Stephanie Pederson, garden coordinator at Borton, 700 E. 22nd St., said the school was ecologically minded to start, and each student at Borton gets access to the garden.
“Sometimes in schools it’s always this task, a paper and pencil task at hand, then that’s over, where out here the learning is always happening in a multitude of ways,” Pederson said. “Failure is real out in the garden ... and then we can do it different, and that’s a beautiful thing.”
Classes work garden tasks like weeding and planting, but they also conduct experiments that align with Arizona’s teaching standards. This year, fourth-graders worked on Arizona history by using creosote oil to make lotions, and on weather by making observations in the garden.
“We installed a weather station, an official one, on top of a portable, and students made their own barometers and little weather stations,” Pederson said. “Now we’re working on information panels on how to communicate what we’ve learned.”

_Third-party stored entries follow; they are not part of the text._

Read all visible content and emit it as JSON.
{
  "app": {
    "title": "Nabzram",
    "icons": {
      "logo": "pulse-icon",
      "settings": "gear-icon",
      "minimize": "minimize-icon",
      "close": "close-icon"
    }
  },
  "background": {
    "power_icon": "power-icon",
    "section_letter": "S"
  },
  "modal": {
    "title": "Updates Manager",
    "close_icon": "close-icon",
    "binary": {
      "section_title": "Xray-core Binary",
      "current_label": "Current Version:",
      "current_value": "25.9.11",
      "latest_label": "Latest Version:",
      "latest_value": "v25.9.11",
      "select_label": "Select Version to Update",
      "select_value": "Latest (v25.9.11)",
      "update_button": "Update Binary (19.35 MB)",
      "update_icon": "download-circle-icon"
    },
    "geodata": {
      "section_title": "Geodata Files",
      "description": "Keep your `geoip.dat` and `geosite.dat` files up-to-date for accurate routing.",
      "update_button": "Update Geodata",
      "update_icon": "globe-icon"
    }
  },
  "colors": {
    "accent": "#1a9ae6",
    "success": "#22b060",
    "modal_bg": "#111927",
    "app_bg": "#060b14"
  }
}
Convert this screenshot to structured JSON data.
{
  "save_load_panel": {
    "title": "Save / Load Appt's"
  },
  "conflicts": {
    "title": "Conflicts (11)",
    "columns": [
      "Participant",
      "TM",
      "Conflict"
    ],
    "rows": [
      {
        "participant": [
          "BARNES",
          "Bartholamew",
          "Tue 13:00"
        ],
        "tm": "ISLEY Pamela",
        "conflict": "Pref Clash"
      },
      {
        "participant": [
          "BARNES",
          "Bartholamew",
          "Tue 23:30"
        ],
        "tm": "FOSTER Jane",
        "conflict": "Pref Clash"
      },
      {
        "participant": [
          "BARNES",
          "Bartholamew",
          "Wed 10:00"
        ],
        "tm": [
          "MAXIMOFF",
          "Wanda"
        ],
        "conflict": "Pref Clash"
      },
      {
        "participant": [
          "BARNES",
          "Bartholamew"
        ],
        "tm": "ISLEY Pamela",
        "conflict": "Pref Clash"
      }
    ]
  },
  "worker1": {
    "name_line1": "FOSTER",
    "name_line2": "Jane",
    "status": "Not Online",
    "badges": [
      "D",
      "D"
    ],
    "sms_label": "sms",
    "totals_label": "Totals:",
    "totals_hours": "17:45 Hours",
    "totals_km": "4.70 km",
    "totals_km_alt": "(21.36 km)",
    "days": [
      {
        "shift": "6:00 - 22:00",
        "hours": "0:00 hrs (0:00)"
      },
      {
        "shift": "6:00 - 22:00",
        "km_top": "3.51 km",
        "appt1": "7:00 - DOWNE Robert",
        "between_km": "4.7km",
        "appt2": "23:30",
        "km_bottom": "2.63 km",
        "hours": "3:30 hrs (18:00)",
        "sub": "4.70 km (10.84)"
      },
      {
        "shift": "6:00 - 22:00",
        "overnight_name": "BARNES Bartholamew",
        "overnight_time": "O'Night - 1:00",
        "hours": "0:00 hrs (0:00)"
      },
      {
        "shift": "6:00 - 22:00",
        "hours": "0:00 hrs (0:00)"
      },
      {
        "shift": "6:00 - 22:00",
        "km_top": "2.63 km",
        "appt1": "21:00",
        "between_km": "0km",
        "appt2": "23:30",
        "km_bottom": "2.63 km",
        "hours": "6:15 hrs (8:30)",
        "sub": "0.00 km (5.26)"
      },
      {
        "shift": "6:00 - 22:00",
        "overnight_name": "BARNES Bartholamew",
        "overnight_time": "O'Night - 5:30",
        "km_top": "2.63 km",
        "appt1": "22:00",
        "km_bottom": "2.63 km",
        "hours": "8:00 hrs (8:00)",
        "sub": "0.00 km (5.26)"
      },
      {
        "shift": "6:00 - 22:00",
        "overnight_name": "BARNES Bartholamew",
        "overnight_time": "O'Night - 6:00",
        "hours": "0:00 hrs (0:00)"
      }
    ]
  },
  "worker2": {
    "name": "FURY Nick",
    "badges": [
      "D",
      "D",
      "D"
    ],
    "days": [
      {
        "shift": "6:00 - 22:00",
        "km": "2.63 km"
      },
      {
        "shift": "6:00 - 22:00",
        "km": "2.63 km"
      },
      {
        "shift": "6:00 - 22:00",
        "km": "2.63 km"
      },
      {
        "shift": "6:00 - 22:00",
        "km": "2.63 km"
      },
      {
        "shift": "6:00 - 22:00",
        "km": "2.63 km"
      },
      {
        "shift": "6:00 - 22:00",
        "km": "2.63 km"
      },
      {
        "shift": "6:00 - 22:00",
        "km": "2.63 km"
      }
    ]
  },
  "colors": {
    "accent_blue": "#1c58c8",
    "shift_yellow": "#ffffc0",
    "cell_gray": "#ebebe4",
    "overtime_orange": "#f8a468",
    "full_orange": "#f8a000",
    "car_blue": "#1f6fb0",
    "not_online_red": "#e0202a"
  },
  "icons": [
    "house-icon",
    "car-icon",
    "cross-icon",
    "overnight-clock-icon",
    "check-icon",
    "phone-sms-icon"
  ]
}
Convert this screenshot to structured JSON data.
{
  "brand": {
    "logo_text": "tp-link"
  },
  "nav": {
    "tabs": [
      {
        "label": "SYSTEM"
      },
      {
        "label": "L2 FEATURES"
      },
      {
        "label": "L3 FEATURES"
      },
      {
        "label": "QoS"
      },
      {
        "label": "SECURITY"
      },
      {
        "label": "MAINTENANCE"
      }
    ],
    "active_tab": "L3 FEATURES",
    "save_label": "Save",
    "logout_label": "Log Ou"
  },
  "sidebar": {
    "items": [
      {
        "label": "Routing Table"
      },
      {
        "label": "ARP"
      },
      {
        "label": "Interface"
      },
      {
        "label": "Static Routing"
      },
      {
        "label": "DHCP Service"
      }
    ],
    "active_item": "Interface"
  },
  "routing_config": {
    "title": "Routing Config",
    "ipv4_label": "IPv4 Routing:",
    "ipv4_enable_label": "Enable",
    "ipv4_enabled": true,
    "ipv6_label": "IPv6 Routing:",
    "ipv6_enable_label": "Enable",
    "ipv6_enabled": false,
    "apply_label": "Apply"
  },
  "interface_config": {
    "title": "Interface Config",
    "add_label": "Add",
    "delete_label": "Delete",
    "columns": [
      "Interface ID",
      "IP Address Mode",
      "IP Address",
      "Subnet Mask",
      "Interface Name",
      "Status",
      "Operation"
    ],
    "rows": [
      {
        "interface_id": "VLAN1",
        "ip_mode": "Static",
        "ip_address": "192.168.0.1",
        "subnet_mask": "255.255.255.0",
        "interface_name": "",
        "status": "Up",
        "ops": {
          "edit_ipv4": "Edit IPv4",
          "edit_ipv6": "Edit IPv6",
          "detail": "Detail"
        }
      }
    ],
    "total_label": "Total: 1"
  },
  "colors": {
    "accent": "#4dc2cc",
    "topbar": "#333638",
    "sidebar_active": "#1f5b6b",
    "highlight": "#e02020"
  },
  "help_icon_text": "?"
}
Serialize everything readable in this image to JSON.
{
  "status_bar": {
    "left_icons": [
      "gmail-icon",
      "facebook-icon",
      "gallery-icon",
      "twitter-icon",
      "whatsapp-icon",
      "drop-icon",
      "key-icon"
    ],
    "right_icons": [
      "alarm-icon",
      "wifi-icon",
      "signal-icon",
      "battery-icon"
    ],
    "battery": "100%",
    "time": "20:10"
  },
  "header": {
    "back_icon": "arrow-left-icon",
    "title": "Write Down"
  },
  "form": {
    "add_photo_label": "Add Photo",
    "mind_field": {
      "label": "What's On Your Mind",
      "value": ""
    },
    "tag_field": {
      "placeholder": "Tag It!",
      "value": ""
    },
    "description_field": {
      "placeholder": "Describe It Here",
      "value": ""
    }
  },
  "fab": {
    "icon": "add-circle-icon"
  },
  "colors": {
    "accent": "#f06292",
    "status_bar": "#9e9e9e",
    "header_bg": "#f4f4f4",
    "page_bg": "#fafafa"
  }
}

While each class applies learning in different ways in the garden, every student learns about nutrition. Pederson said she often uses the eggs from the chickens and garden produce to cook healthy meals in classrooms, as the garden is certified by the Arizona State Department of Health.
“Continuing to foster the love of the outdoors is really what is on my agenda,” Pederson said. “I just want them to love to be out here and not be afraid of it.”
For Challenger Middle School teacher Veronica Huizar, the school’s gardens are a place to build pride and community.
“It’s kind of like the kids own (the garden),” Huizar said. “We grow what they want to grow and it gets them to eat their vegetables too, because they’re like, ‘I grew that. I want to taste it.’”
The garden is managed by Huizar’s Student Wellness Advocacy Team class, with support from the UA interns. The SWAT students come out nearly every day to pull weeds, water and clean up the garden. The SWAT class also helps create a healthier lunchroom, harvesting the food they grow and putting on taste-testing events.
“They enjoy it, anything that gets them out of the classroom,” Huizar said. “You should see them the days we don’t go out.”
Huizar is working her way down a list of projects at Challenger, 100 E. Elvira Road, in the Sunnyside Unified School District, from putting up a pergola she was able to purchase with a grant to finishing a small greenhouse.
“My hope is that more classes can come out here and enjoy it too, and build community not just with my classes but the campus community,” Huizar said.
At Borton, Pederson has big dreams for the garden program, from integrating academics more deeply into the garden to getting a greenhouse. She said overall, she feels lucky that her school values the garden program.
“It’s not like there’s extra money coming from somewhere” Pederson said. “It’s a choice in how our school and our families choose to spend the money.”